The smaller consultancies that participated in B2C (business-to-consumer) work are really not equipped to play in this world. This is a world where you need to be able to manage very large outsource networks and organize huge industrial transformations and put in the new processes and technologies. You need to basically operate on a large scale and have a deep range of understanding in service from strategy to process redesign through technology installation through network management to participating and owning parts of these networks, which are essentially service networks.
What you are seeing is a redefining of what consulting is. So, it's not just advisory and technology installation, it's large-scale network management. It's large-scale ownership of networks, and it really transforms our business dramatically. And there are probably two or three companies who can take advantage and be big players in that world. We're one of them.
CM: What types of firms will play a role in these transformations?
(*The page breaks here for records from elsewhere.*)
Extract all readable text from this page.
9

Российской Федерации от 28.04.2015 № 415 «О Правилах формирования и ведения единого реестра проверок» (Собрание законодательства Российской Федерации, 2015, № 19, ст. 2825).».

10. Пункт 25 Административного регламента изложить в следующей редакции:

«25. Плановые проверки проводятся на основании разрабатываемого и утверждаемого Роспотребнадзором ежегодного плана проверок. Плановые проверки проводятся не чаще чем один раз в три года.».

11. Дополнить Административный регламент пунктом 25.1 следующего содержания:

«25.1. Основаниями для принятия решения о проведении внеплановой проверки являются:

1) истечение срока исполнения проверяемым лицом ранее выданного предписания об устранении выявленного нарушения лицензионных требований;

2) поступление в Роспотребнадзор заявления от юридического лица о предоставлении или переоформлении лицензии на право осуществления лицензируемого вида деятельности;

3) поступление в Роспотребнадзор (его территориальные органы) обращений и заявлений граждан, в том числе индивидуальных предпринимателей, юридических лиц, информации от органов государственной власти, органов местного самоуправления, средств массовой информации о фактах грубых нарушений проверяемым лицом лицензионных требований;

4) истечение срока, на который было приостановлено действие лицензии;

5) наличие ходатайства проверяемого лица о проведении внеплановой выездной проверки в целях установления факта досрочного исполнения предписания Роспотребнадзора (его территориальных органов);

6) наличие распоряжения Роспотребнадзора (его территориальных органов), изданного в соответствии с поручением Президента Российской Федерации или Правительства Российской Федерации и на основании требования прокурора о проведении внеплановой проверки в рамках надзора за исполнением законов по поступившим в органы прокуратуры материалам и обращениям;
Means: Firms will need to have depth of knowledge and a lot of talent across a whole range of areas, because clients need to move fast. The 18-month window is not very long to figure out the strategy and design the process and organizational model. Basically, to move the company through the change process so they do it, create the networks and run on the external networks. So you need scale, and you need to be able to manage vast numbers of people. Small firms don't know how to manage thousands and thousands of people and to deploy them effectively and train them and basically make a profitable business out of it. This is a scale we have, and we're very good at it. When you talk about transformations of the auto industry, the chemical industry, the financial services industry, you are talking about a very big change in the way business gets done. The only types of firms that can support that level of change are the biggest firms with the most depth.